Buenos Aires on a leash

Argentine dogs live a life of pampered sophistication in this elegant city.

A dog walker with pooches in tow, in Buenos Aires, Argentina.

Palermo, Recoleta, Montserrat, Congreso, San Martin. The neighborhood labels on my map belong in Italy, the Caribbean, Spain – somewhere other than here.

So do some of the words on signs, and smells of cakes in bakeries, and European plants in parks. But this is Buenos Aires, which, when I walk here, changes colors like a checkered blanket. It is a shawl of small worlds.

The square of the blanket that I don't expect is Paris. Here are buildings with blue and white enameled numbers and elegant ironwork along the edges of balconies. Over here are popular French chains like Société Général and 5àSec, a dry cleaners that, if you like, will bleach, professionally brush, or gingerly hand-iron your clothes.

Most of all there are the dogs. Boxers, dachshunds, golden retrievers, Weimaraners, cocker spaniels crowd the sidewalks, tugging at fashionable leather leashes, just like in Paris, while herding humans to the side. The Avenida de Mayo is wide and shady like the Boulevard Saint-Germain, and there are at least as many pets here poking their noses around trees and padding about.

When the jacarandas are in bloom, dogs wind up with violet snouts from sniffing sidewalk cracks where petals have collected. And on a windy day, it is a fiesta, a hero's parade: Proud promenading animals get sprinkled during walks with flowery confetti from the branches waving above.

In the city's wealthier areas, like this avenue, the poodles of Buenos Aires have it over even their Parisian peers. If you are a well-heeled animal you'll be picked up daily at your apartment by a specially trained, certificate-holding dog walker and exercised in a fenced-in dog park or on the street for a minimum of two hours. That's right. Dos dog-pleasing hours.

Buenos Aires is a nighttime place, it's true. Some people come here to catch the city's blasts of street-corner tango. Some head straight for steak. And some ride around in Radio Taxis, tasting tapas here and there, until it is time to pour wine at a cafe. But it is the dogs and their walkers that add a dash of strangeness, a little dance action to the day.

During a bus tour I take, even drowsy passengers perk up, pointing and laughing every time we pass a walker getting wrapped up like a maypole or whirled like a top. We see one stuck on a median in a busy road with half of his pack stretching out into petulant traffic and half tugging him backward in the direction of a passing cat.

Dog walkers are around every weekday, some in uniforms or specially printed business T-shirts, most with groups of six to 10 pets apiece. I catch up with one of them, Domingo Tiscornia, who is pulling on a German shepherd, a black Lab, a Newfoundland, a retriever, and a collie near the Plaza San Martin.

In his 40s, Mr. Tiscornia is wearing a windbreaker because it is spitting rain. The Lab has his own particular gear, a nylon jacket with a hood, and the collie is outfitted in paw-encapsulating rubber boots.
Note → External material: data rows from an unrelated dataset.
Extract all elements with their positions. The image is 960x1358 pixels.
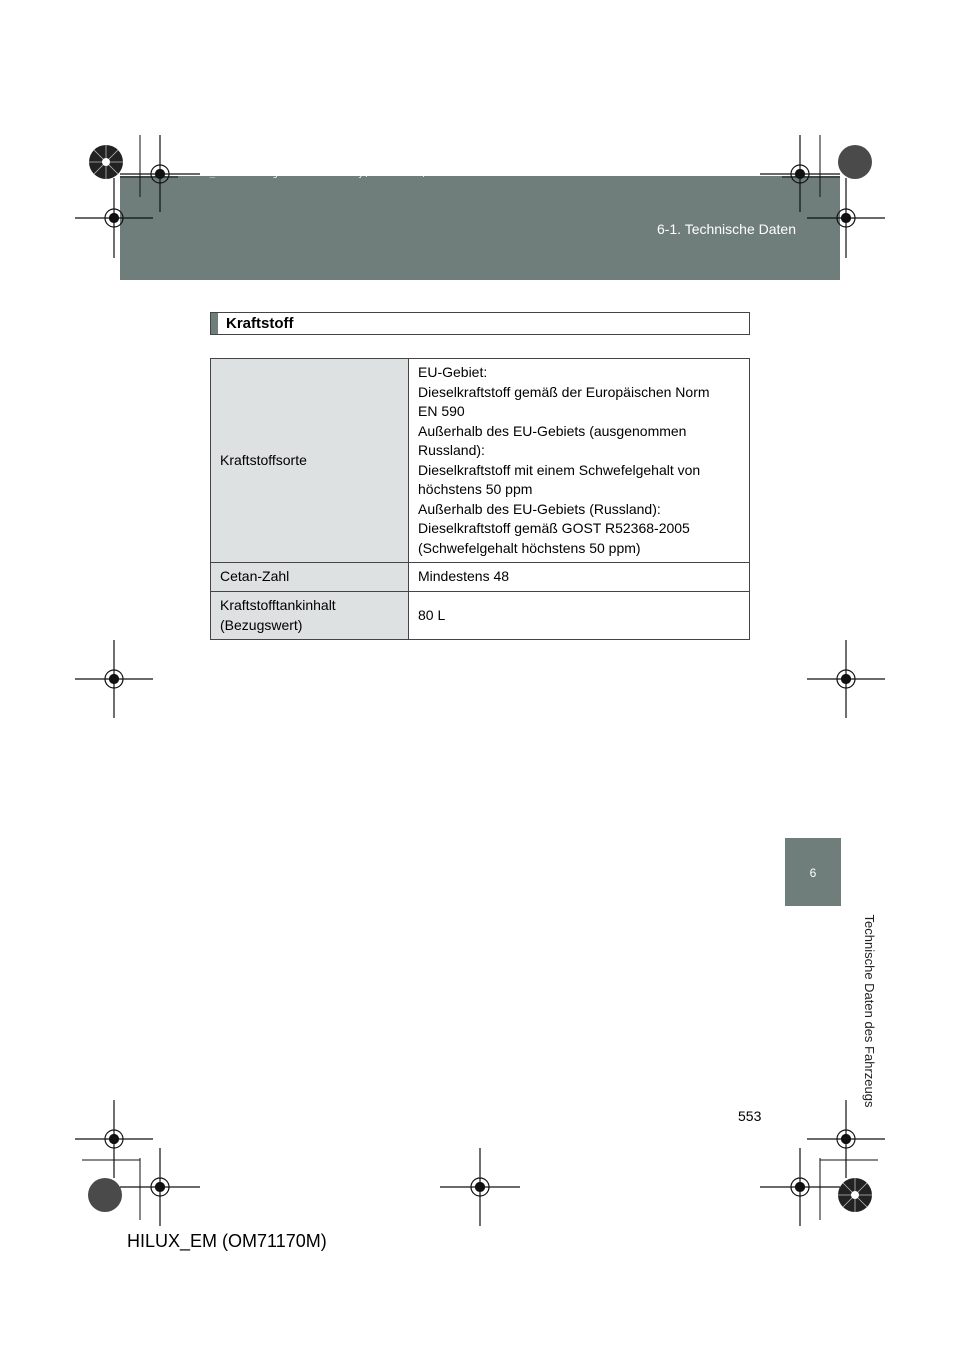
section-title: 6-1. Technische Daten: [656, 221, 796, 237]
value-line: Dieselkraftstoff gemäß der Europäischen Norm: [418, 383, 710, 400]
crosshair-r1: [807, 178, 885, 258]
crosshair-mr: [807, 640, 885, 718]
row-value: Mindestens 48: [409, 563, 750, 592]
table-row: [211, 563, 750, 592]
label-line: (Bezugswert): [220, 616, 303, 633]
crosshair-tr: [760, 135, 840, 212]
chapter-tab: [785, 838, 841, 906]
starburst-tl: [89, 145, 123, 179]
chapter-label: Technische Daten des Fahrzeugs: [862, 914, 877, 1108]
row-label: Cetan-Zahl: [211, 563, 409, 592]
label-line: Kraftstofftankinhalt: [220, 597, 336, 613]
value-line: Russland):: [418, 442, 485, 458]
crosshair-l1: [75, 178, 153, 258]
crosshair-bl1: [75, 1100, 153, 1178]
row-value: 80 L: [409, 592, 750, 640]
color-swatch-bl: [88, 1178, 122, 1212]
table-row: [211, 592, 750, 640]
value-line: (Schwefelgehalt höchstens 50 ppm): [418, 539, 641, 556]
row-value: [409, 359, 750, 563]
table-row: [211, 359, 750, 563]
chapter-number: 6: [809, 866, 817, 880]
value-line: EU-Gebiet:: [418, 364, 488, 380]
value-line: höchstens 50 ppm: [418, 481, 533, 497]
print-stamp: HILUX_EM.book Page 553 Wednesday, March 23, 2011 2:48 PM: [181, 169, 502, 179]
crosshair-bc: [440, 1148, 520, 1226]
crosshair-tl: [120, 135, 200, 212]
value-line: Dieselkraftstoff gemäß GOST R52368-2005: [418, 520, 690, 536]
value-line: EN 590: [418, 403, 465, 419]
value-line: Außerhalb des EU-Gebiets (Russland):: [418, 500, 661, 517]
value-line: Dieselkraftstoff mit einem Schwefelgehalt von: [418, 461, 701, 478]
starburst-br: [838, 1178, 872, 1212]
row-label: [211, 592, 409, 640]
footer-model-code: HILUX_EM (OM71170M): [127, 1231, 327, 1251]
fuel-spec-table: [210, 358, 750, 640]
page-number: 553: [738, 1108, 762, 1124]
topic-title: Kraftstoff: [226, 315, 294, 332]
topic-heading: [210, 312, 750, 335]
heading-accent-bar: [211, 313, 218, 334]
row-label: Kraftstoffsorte: [211, 359, 409, 563]
value-line: Außerhalb des EU-Gebiets (ausgenommen: [418, 422, 687, 439]
color-swatch-tr: [838, 145, 872, 179]
crosshair-ml: [75, 640, 153, 718]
"Most days," says Tiscornia, "I have 10 dogs. But today the weather is very bad. The owners are rich and they do not want wet fur inside the house." Tiscornia explains that, like other pros in the trade, he trained for four months in physical education, biology, and veterinary science before earning his certificate. And that, if he builds up his reputation, he can make more money than "a teacher."
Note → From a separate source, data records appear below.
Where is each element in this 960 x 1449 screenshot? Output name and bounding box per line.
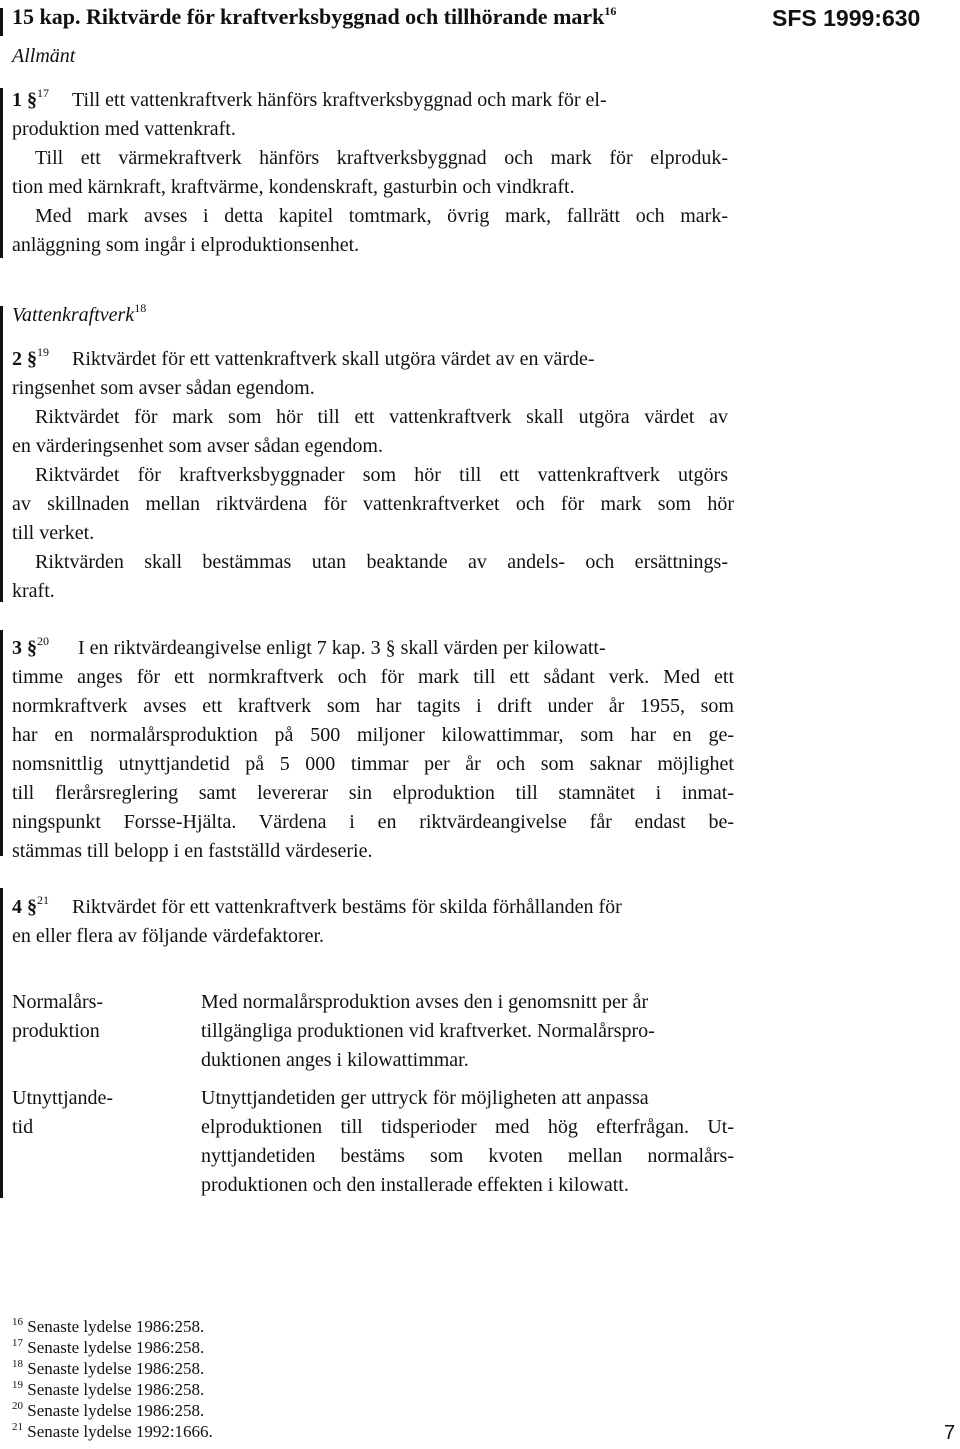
footnote: $^{19}$ Senaste lydelse 1986:258. bbox=[12, 1379, 205, 1399]
paragraph-1-line: 1 §$^{17}$ Till ett vattenkraftverk hänförs kraftverksbyggnad och mark för el- bbox=[12, 86, 607, 111]
paragraph-1-line: anläggning som ingår i elproduktionsenhet. bbox=[12, 234, 360, 256]
paragraph-2-line: av skillnaden mellan riktvärdena för vattenkraftverket och för mark som hör bbox=[12, 493, 734, 515]
footnote: $^{16}$ Senaste lydelse 1986:258. bbox=[12, 1316, 205, 1336]
definition-term: Utnyttjande- tid bbox=[12, 1087, 114, 1138]
paragraph-3-line: stämmas till belopp i en fastställd värdeserie. bbox=[12, 840, 373, 862]
footnote: $^{18}$ Senaste lydelse 1986:258. bbox=[12, 1358, 205, 1378]
chapter-title: 15 kap. Riktvärde för kraftverksbyggnad och tillhörande mark$^{16}$ bbox=[12, 4, 617, 29]
paragraph-3-line: ningspunkt Forsse-Hjälta. Värdena i en riktvärdeangivelse får endast be- bbox=[12, 811, 734, 833]
paragraph-2-line: Riktvärdet för mark som hör till ett vattenkraftverk skall utgöra värdet av bbox=[35, 406, 728, 428]
paragraph-2-line: Riktvärdet för kraftverksbyggnader som hör till ett vattenkraftverk utgörs bbox=[35, 464, 728, 486]
paragraph-1-line: produktion med vattenkraft. bbox=[12, 118, 236, 140]
paragraph-2-line: 2 §$^{19}$ Riktvärdet för ett vattenkraftverk skall utgöra värdet av en värde- bbox=[12, 345, 595, 370]
paragraph-1-line: tion med kärnkraft, kraftvärme, kondenskraft, gasturbin och vindkraft. bbox=[12, 176, 575, 198]
paragraph-1-line: Till ett värmekraftverk hänförs kraftverksbyggnad och mark för elproduk- bbox=[35, 147, 728, 169]
definition-text: Utnyttjandetiden ger uttryck för möjligheten att anpassa elproduktionen till tidsperioder med hög efterfrågan. Ut- nyttjandetiden bestäms som kvoten mellan normalårs- produktionen och den installerade effekten i kilowatt. bbox=[201, 1087, 734, 1196]
sfs-number: SFS 1999:630 bbox=[772, 5, 921, 31]
section-heading: Vattenkraftverk$^{18}$ bbox=[12, 301, 147, 326]
paragraph-3-line: till flerårsreglering samt levererar sin elproduktion till stamnätet i inmat- bbox=[12, 782, 734, 804]
paragraph-2-line: en värderingsenhet som avser sådan egendom. bbox=[12, 435, 383, 457]
footnote: $^{21}$ Senaste lydelse 1992:1666. bbox=[12, 1421, 213, 1441]
footnote-ref: 16 bbox=[604, 4, 617, 18]
change-bar bbox=[0, 888, 3, 1198]
definition-text: Med normalårsproduktion avses den i genomsnitt per år tillgängliga produktionen vid kraftverket. Normalårspro- duktionen anges i kilowattimmar. bbox=[201, 991, 655, 1071]
change-bar bbox=[0, 8, 3, 36]
paragraph-1-line: Med mark avses i detta kapitel tomtmark, övrig mark, fallrätt och mark- bbox=[35, 205, 728, 227]
paragraph-2-line: kraft. bbox=[12, 580, 55, 602]
section-heading: Allmänt bbox=[12, 45, 76, 67]
paragraph-4-line: en eller flera av följande värdefaktorer. bbox=[12, 925, 325, 947]
page-number: 7 bbox=[944, 1422, 956, 1444]
footnote: $^{20}$ Senaste lydelse 1986:258. bbox=[12, 1400, 205, 1420]
paragraph-2-line: till verket. bbox=[12, 522, 95, 544]
change-bar bbox=[0, 88, 3, 258]
change-bar bbox=[0, 630, 3, 856]
paragraph-3-line: har en normalårsproduktion på 500 miljoner kilowattimmar, som har en ge- bbox=[12, 724, 734, 746]
paragraph-2-line: Riktvärden skall bestämmas utan beaktande av andels- och ersättnings- bbox=[35, 551, 728, 573]
change-bar bbox=[0, 306, 3, 602]
paragraph-4-line: 4 §$^{21}$ Riktvärdet för ett vattenkraftverk bestäms för skilda förhållanden för bbox=[12, 893, 622, 918]
paragraph-3-line: normkraftverk avses ett kraftverk som har tagits i drift under år 1955, som bbox=[12, 695, 734, 717]
definition-term: Normalårs- produktion bbox=[12, 991, 104, 1042]
paragraph-3-line: timme anges för ett normkraftverk och för mark till ett sådant verk. Med ett bbox=[12, 666, 734, 688]
paragraph-2-line: ringsenhet som avser sådan egendom. bbox=[12, 377, 315, 399]
paragraph-3-line: nomsnittlig utnyttjandetid på 5 000 timmar per år och som saknar möjlighet bbox=[12, 753, 734, 775]
footnote: $^{17}$ Senaste lydelse 1986:258. bbox=[12, 1337, 205, 1357]
paragraph-3-line: 3 §$^{20}$ I en riktvärdeangivelse enligt 7 kap. 3 § skall värden per kilowatt- bbox=[12, 634, 606, 659]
At the end of the block Tiscornia shows me a store called Mr. Puppy. Buenos Aires has a lot of pet boutiques like this one, and when I go in, I have to step around a skyscraping stack of premium biscuits and food. Here is a box of con pollo y arroz (chicken and rice) flavor "Excellent"-brand Adulto dog food. And over here, "Dogui" by Purina, which, as far as I can make out, is a bag full of "marinated, barbecue-flavored chips."
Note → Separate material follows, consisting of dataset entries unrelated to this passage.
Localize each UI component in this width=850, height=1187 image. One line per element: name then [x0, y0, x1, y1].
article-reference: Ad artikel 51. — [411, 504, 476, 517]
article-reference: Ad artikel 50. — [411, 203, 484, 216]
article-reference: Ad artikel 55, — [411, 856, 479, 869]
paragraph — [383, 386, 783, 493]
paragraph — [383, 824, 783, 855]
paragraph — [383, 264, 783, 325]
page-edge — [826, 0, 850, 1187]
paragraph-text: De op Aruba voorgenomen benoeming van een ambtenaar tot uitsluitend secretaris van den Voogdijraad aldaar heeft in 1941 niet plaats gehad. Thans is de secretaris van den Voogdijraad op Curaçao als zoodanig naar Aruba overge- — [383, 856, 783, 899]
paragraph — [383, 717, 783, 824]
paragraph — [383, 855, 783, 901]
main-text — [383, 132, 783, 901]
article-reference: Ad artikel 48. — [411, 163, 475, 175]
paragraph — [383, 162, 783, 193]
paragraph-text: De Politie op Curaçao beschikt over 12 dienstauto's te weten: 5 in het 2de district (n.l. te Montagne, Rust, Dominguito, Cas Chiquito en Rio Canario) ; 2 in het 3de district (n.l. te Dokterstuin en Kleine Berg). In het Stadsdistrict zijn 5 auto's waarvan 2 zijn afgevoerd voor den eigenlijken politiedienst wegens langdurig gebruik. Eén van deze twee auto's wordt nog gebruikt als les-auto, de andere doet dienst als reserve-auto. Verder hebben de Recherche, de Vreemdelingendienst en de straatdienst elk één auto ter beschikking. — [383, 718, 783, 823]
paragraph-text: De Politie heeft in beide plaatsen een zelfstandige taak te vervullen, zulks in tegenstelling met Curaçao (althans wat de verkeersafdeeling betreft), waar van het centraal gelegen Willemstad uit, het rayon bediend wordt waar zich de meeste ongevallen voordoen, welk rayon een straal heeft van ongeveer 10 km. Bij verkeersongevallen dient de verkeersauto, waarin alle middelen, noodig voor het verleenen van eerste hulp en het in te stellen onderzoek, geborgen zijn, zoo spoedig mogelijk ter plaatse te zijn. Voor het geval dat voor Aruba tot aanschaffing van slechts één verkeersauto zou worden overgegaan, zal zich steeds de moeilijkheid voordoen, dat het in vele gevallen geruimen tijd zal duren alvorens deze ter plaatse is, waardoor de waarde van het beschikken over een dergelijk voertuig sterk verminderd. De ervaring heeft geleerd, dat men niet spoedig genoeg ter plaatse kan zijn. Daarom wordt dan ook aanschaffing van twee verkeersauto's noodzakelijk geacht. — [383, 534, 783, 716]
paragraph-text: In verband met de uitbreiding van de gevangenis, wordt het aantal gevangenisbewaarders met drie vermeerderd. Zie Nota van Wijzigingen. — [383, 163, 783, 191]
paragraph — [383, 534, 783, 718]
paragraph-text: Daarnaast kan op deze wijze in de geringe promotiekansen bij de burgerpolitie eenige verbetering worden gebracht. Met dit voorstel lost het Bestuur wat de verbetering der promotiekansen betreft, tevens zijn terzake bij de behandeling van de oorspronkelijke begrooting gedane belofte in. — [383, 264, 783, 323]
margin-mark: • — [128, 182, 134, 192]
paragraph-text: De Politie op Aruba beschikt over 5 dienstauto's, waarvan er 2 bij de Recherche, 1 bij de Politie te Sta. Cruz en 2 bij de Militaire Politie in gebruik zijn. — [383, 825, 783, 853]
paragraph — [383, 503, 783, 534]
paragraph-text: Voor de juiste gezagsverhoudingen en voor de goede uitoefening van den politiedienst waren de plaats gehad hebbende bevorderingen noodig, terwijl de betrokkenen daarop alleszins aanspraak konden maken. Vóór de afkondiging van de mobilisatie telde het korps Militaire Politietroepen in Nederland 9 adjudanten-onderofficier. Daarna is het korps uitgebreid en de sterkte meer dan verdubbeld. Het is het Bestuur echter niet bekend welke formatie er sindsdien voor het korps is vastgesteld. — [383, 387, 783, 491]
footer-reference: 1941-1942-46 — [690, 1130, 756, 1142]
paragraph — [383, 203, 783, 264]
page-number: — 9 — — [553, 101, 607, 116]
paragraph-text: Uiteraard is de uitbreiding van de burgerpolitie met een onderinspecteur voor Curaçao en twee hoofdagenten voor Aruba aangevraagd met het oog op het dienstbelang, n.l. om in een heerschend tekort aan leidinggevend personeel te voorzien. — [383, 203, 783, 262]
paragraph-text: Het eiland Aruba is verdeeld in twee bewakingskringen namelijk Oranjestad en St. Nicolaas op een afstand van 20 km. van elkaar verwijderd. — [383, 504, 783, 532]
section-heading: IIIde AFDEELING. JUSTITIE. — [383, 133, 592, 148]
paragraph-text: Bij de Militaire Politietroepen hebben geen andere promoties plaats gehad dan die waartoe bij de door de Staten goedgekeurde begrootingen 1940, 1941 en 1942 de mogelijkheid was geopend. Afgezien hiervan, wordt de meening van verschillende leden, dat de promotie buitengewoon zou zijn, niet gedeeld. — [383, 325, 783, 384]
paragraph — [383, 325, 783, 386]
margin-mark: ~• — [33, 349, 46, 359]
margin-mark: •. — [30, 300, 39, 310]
The leashes on display look like high-end stuff. There are not only leather ones but some are made of carpincho – the tanned hide of a capybara – something I would like for a belt.

This is where Tiscornia stocks up on all-natural, high-protein biscuits, the expensive snack his clients demand. I ask him why the dog owners of Buenos Aires don't get out and buy them themselves. Or for that matter, why they don't exercise their pets.

Tiscornia shrugs. "That is how it is. These dogs are like their children. They are busy, but they want only the best for them. Best food, best parks, best care, best of everything."

"Best professional walkers," I add.

Shaking biscuits out of their box, he brightens. "This," he says, ruffling the retriever around its puffy neck. "This is why I am here."